Let’s conclude by looking at two of the biggest issues raised in connection with plans for Symphony Woods, namely what happens to the trees, and how the area will relate to Merrieather Post Pavilion. On the tree issue I’ll note three points:

First, the Inner Arbor Trust is clearly aware of people’s sensitivities regarding the trees and has taken many steps to address them. Martha Schwartz (the first of the design team presenters) emphasized up front that the site was already beautiful and that “the trees come first”. The plan details show lots of care being taken to minimize the impact of the proposed new structures.

Second, Scott Rykiel (of the landscape design firm Mahan & Rykiel) made the observation that the woods were not ecologically sustainable in their current form, basically consisting of just the tree themselves with mowed grass underneath. Thus the goal has to be not just simple preservation but rather reconstituting a natural ecology in the woods, including new plantings under the trees and naturalization of streams running through the woods.

Finally, in response to a question from Russ Swatek regarding whether the Inner Arbor Trust would commit to a maximum limit on trees removed, Scott Rykiel noted that the current plan as presented would require the removal of only 15 trees. Given that the original Symphony Woods plans envisioned removing significantly more trees, I found this pretty impressive—as did Russ Swatek, judging from his reaction.

The bottom line is that I think the Inner Arbor Trust is addressing concerns about the trees of Symphony Woods to the satisfaction of everyone except those who’d be opposing the project for other reasons in any event.

I’m not quite as sanguine about the other major issue, namely working with Howard Hughes Corporation to integrate the Inner Arbor plan with Merriweather Post Pavilion. From the Inner Arbor Trust side there was a lot of talk about trying to integrate the new park with Merriweather in various ways, and in particular making it possible for park visitors to traverse the Merriweather space during times when no events were scheduled.
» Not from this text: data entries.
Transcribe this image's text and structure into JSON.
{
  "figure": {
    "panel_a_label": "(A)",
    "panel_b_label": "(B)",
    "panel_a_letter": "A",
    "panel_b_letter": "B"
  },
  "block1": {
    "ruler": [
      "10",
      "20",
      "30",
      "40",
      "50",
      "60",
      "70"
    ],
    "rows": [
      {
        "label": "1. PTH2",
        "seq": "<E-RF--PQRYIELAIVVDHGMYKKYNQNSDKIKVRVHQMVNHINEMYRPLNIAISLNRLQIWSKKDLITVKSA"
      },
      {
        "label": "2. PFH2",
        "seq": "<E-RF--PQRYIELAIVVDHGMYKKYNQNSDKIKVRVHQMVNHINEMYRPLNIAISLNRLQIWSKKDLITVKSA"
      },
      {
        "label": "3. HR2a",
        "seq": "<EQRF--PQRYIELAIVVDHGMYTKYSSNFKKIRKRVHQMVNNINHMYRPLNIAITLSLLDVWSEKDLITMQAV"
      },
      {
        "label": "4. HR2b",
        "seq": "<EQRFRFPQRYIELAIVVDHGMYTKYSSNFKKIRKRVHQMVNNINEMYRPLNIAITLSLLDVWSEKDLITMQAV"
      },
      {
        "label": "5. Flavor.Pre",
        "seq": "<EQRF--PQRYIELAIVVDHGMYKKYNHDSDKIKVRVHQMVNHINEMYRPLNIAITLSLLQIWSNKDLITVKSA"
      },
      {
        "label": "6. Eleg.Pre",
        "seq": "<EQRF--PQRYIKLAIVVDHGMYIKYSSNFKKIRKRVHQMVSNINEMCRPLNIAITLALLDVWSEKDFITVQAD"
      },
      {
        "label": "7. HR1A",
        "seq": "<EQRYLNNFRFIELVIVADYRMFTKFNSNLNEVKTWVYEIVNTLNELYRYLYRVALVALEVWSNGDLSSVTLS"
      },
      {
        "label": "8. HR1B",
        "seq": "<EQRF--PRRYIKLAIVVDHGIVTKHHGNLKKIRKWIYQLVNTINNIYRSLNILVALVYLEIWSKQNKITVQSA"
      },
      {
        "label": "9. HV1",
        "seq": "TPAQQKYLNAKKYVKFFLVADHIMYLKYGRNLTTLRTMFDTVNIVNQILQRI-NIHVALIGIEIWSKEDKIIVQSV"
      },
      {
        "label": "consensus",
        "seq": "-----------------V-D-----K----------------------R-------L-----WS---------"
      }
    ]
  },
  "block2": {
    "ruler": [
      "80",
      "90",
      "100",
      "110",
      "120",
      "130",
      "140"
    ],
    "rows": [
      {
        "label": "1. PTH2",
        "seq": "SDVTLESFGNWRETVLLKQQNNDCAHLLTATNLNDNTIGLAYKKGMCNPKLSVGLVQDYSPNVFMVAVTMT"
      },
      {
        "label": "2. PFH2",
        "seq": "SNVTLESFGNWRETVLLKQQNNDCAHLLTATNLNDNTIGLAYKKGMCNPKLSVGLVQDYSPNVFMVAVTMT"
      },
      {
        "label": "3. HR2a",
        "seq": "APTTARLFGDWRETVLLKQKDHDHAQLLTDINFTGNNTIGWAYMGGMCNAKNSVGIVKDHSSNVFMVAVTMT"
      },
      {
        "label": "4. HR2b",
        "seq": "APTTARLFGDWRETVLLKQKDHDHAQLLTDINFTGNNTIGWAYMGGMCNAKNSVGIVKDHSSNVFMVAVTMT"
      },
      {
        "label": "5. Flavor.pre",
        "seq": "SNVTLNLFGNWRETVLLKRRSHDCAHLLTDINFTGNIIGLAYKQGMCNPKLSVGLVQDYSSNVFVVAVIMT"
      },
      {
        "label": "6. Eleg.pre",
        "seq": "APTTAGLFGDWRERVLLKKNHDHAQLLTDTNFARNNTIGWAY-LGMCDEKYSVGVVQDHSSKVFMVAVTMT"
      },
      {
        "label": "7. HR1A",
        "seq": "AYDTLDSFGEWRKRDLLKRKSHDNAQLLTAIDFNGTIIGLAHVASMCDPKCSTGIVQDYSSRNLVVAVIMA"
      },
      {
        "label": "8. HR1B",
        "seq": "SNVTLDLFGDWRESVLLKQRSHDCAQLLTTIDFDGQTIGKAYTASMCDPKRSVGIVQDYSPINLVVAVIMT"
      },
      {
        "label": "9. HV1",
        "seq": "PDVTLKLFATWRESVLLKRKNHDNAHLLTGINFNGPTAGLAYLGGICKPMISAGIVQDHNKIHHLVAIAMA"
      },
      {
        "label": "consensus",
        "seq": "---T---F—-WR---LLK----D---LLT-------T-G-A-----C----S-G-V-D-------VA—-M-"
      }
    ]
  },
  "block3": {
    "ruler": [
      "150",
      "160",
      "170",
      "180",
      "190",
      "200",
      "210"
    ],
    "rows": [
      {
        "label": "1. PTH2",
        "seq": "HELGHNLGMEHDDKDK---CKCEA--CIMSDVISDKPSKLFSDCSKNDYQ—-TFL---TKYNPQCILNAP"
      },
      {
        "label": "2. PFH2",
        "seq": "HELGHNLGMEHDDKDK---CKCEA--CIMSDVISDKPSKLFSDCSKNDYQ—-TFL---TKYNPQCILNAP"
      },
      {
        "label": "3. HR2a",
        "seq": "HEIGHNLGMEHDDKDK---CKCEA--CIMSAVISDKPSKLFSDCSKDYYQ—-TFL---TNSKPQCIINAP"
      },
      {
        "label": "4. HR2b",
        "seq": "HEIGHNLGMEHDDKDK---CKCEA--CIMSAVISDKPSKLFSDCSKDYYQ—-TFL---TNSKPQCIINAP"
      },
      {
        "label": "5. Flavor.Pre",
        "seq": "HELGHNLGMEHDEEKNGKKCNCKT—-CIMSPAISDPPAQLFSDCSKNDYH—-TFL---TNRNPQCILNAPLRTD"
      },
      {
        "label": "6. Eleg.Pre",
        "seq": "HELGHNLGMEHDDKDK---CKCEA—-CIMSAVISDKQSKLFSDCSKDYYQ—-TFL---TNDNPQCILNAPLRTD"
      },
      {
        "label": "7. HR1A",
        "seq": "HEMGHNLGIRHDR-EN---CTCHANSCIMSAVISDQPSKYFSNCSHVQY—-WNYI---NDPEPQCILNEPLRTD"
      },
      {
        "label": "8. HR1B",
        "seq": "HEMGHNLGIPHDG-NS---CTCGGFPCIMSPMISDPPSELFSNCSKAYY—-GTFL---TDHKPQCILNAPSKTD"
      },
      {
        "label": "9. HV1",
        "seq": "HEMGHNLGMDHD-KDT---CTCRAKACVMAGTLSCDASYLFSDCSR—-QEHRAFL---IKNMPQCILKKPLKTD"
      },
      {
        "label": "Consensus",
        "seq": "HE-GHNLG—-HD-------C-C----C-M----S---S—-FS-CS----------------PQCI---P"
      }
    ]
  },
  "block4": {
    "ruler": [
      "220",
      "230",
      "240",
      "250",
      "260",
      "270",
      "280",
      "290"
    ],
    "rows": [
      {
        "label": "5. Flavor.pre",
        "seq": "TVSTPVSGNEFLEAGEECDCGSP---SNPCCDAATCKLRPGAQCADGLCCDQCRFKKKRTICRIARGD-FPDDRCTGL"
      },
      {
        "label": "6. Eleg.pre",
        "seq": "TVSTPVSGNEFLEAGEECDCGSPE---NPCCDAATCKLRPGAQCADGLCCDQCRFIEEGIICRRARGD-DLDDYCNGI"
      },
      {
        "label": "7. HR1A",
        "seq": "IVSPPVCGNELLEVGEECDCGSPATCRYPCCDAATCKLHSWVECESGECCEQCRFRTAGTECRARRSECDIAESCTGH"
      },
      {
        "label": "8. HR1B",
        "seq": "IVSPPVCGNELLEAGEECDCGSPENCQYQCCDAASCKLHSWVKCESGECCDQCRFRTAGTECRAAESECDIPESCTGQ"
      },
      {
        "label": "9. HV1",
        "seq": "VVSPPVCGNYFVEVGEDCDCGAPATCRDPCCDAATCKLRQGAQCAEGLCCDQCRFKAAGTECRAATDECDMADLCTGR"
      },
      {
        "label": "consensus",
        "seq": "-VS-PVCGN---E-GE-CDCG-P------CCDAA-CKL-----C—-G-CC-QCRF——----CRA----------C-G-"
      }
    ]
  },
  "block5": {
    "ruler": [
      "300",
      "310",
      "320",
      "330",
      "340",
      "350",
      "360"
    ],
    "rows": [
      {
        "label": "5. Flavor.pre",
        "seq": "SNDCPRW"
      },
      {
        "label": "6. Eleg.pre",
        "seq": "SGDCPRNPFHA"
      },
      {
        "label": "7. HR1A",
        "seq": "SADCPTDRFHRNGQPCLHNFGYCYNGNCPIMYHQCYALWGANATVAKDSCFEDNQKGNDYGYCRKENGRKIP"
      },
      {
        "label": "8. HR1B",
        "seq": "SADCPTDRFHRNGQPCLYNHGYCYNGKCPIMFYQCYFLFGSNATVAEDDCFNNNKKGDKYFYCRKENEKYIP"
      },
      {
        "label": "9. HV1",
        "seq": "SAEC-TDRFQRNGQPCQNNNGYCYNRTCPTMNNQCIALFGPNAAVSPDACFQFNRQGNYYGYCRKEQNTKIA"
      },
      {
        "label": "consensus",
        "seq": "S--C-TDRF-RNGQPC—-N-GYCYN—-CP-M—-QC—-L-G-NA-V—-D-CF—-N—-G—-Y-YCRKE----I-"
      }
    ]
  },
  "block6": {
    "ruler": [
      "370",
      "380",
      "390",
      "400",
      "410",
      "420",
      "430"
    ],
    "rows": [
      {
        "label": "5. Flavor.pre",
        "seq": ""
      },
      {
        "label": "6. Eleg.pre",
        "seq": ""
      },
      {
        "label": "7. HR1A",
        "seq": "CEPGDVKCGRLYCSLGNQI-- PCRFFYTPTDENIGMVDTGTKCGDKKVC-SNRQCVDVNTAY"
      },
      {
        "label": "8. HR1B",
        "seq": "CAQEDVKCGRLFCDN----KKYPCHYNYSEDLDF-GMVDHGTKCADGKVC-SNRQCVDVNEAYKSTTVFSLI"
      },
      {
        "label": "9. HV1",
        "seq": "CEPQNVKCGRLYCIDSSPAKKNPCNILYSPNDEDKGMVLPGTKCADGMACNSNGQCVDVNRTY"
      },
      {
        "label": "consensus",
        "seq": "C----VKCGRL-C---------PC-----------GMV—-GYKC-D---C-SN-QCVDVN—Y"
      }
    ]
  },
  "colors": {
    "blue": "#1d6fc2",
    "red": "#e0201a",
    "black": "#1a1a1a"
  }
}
Whether that enthusiasm will be reciprocated remains to be seen. John DeWolf was quoted in the Baltimore Sun as finding the Inner Arbor plans “interesting” and “applaud[ing] their efforts”; he then went on to say “They are going to have to give us some due deference on Merriweather. Right now, we don’t feel as compelled to think about it as one neighborhood.” I may be over-reacting, but I thought this comment introduced rather a sour note into the overall atmosphere of optimism over the future of Symphony Woods; at the very least I wouldn’t consider it to be a “buying signal”, to use a sales analogy. If I were a potential major funder of the Inner Arbor Trust I’d quite possibly see the need for cooperation from the Howard Hughes Corporation as a potential risk factor threatening the success of any investment in the Inner Arbor effort.

DeWolf’s comment certainly contrasted with Ken Ulman’s comments in the same article that “We need to think big about Merriweather and Symphony Woods.” Howard County politicians in general have been vocally supportive of the Inner Arbor effort as its unfolded. Perhaps one of them could have a quiet chat with the folks at the Howard Hughes Corporation and encourage them to be a little more enthusiastic in their public comments, especially given the major positive effect a successful Inner Arbor plan could have on the value of Howard Hughes developments in downtown Columbia. It would certainly be ironic if the high-flying visions for Symphony Woods were to ultimately crash not through the efforts of anti-development Columbian activists but through the indifference of and lack of cooperation from the Howard Hughes Corporation.